There are generally two reasons for the sudden increase in open market volume: firstly, there will be positive news released about a stock, and internal personnel will start to rush for orders, but the buying volume will not be too large, and the subsequent rise of the stock will not continue; secondly, the main force will start to take action, which may be their real steady upward behavior, or it may be a false attempt to make a deal, but it will not be a fundraising behavior. Because the suction action is too obvious and the cost is too high.
If it is a steady upward push, the main goal of the main force is to give enough time for market followers to exchange unstable profit chips in the early stage, and steadily push up the stock price with a large turnover. Of course, when there are too many sell offs and the followers cannot bear them, there will be a downward trend later on. If it is to attract market attention through trading volume, the main force often amplifies the trading volume to several times that of daily trading, and the stock price at this time is often at a temporary high level.
If the main force is doing volume. So its true intention often has two types, as follows.
(1) The main force is unwilling to increase their chips and hopes to be active in following the trend
In general, when the main force enters the upward phase after completing the warehouse building, they often do not use the technique of inversion. Because most of the chips in the early stage have already been acquired by the main players, there are now very few floating chips in the market. Even if there is a small amount of selling, the main force will take full orders; Only when the stock price is far away from the cost zone of the main force, will the main force hope that retail investors can lift the sedan chair. However, at this time, the stock price is already high, and the main force can only create a trading activity phenomenon by reversing to attract market followers to enter. At this point, the main force's purpose in reverse trading is to encourage retail investors to buy up the profit taking positions of other retail investors in the early stage, in order to increase the overall holding cost of the market and facilitate the continued rise of stock prices in the later stage.

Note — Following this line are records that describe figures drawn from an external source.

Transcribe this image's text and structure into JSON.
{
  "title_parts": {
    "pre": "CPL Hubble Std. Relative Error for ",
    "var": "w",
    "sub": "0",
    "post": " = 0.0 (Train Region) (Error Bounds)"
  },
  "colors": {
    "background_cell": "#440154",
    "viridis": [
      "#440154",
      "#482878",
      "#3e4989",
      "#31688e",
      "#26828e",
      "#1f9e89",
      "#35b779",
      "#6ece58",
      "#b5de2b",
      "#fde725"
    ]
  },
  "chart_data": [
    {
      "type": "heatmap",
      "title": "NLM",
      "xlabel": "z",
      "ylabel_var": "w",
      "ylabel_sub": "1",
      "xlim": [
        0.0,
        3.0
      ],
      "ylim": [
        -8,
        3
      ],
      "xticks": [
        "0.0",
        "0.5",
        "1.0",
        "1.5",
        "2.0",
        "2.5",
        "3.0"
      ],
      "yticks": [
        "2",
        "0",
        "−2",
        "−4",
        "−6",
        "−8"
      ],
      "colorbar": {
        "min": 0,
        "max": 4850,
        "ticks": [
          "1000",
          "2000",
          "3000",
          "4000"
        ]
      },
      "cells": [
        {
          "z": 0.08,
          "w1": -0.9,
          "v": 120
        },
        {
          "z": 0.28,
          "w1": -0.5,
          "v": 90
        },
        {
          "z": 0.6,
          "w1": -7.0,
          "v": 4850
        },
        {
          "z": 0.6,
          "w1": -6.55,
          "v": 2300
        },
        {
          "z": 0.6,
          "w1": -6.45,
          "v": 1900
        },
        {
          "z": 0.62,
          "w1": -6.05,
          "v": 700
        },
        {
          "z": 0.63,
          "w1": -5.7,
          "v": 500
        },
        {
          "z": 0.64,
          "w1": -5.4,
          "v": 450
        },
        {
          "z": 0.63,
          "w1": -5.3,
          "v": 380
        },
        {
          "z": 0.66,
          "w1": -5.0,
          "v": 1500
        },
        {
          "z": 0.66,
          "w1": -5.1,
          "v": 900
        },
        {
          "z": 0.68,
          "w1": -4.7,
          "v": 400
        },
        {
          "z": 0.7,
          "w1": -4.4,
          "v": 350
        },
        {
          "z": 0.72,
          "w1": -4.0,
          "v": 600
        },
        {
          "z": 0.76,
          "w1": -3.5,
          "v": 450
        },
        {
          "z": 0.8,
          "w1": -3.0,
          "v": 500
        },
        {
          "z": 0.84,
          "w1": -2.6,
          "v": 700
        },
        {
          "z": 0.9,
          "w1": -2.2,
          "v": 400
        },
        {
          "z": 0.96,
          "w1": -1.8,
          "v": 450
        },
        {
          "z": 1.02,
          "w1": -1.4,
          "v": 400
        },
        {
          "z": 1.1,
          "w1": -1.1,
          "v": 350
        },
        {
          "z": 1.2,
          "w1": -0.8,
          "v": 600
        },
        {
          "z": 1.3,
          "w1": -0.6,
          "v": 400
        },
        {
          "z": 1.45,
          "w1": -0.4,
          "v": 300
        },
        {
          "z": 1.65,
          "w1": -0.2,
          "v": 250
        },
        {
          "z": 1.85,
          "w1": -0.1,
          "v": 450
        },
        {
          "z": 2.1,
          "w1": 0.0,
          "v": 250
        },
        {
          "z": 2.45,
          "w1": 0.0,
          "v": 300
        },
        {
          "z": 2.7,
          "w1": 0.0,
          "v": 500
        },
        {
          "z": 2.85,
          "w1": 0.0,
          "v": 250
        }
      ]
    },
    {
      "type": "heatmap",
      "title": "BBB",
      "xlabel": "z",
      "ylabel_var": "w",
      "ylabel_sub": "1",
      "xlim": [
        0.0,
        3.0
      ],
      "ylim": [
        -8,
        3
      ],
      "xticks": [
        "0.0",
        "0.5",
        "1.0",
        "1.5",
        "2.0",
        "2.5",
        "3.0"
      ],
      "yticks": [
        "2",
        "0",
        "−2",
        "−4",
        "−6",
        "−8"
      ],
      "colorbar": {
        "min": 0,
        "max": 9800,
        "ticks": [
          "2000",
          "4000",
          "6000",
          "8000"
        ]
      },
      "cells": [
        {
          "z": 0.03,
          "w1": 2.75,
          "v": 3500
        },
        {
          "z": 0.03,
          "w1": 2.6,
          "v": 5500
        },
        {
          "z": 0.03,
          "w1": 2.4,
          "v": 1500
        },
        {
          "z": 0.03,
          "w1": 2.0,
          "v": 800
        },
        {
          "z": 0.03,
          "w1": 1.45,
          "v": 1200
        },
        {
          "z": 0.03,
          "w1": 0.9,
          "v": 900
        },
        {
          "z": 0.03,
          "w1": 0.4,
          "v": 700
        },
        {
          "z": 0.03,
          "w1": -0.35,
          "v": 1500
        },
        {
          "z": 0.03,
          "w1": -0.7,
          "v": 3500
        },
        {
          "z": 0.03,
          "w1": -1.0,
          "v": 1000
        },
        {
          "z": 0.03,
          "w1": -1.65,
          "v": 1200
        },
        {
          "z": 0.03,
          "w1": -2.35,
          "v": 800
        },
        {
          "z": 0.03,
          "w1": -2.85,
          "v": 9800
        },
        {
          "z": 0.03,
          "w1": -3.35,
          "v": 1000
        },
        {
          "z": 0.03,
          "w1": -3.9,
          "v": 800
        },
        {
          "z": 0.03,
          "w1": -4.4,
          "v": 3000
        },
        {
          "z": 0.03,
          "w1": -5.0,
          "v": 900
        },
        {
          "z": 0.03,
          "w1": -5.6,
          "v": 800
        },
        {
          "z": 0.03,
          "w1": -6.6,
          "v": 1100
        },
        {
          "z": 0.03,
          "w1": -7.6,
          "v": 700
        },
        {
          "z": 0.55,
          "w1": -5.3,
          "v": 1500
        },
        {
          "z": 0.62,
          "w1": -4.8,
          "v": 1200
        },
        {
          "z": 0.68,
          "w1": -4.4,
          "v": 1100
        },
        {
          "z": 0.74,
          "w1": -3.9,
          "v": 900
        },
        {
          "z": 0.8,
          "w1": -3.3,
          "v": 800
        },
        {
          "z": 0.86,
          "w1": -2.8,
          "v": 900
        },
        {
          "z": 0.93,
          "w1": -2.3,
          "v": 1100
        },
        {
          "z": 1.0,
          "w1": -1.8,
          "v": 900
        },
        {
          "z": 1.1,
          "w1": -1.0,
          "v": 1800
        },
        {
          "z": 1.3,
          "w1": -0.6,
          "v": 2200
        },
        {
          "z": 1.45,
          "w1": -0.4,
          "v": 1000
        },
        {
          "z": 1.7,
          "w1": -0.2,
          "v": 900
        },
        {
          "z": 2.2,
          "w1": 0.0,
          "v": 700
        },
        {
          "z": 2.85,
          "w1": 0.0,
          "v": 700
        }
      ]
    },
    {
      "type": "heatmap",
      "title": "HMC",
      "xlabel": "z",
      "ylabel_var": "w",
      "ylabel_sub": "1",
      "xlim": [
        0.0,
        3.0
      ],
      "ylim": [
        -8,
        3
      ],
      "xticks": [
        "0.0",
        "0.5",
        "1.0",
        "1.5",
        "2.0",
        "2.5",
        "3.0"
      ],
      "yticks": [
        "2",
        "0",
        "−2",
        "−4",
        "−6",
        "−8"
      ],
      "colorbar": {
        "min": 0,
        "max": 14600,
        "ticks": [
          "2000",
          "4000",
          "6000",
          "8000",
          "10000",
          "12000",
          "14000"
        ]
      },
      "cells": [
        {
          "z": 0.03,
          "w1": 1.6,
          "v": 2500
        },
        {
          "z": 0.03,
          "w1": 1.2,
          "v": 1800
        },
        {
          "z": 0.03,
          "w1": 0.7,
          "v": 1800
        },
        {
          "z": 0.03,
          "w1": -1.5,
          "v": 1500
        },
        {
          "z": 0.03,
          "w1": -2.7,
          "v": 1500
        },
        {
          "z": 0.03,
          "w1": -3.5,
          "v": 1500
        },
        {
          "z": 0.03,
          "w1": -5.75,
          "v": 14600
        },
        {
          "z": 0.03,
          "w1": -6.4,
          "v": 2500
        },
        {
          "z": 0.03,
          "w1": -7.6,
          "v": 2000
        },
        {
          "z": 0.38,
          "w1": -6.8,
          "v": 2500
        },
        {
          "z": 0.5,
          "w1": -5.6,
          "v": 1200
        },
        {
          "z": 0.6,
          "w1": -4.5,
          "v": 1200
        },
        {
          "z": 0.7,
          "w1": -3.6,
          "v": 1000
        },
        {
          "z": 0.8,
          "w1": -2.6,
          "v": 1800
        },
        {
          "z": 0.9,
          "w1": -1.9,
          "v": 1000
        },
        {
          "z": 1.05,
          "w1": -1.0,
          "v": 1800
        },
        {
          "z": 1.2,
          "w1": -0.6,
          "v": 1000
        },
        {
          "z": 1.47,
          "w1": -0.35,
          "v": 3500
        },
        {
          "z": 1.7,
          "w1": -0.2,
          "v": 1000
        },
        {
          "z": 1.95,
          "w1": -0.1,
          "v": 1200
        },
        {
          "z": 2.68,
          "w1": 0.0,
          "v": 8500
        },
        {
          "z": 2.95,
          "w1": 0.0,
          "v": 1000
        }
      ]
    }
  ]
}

(2) The main force hopes to reduce the surge of selling. The purpose is to maintain the stock price
Generally speaking, when the stock price rises, retail investors who were originally planning to sell their chips will wait because they hope to sell at a good price, especially those who have been stuck in the market for a long time. In this way, when the main force reverses the trading volume of the rising stock price, as long as the stock price does not rise too much or is not at a critical resistance level, the selling pressure will be reduced. But the main force is also afraid of increasing their chips, so they choose to operate at the opening because investors are watching and selling will not immediately emerge. Once it emerges, it will be taken over by the following trend traders.
In short, a sharp increase in open market volume is a sign that the main force does not need chips and has certain short-term opportunities. But investors need to pay attention to the overall market environment and the position of stock prices.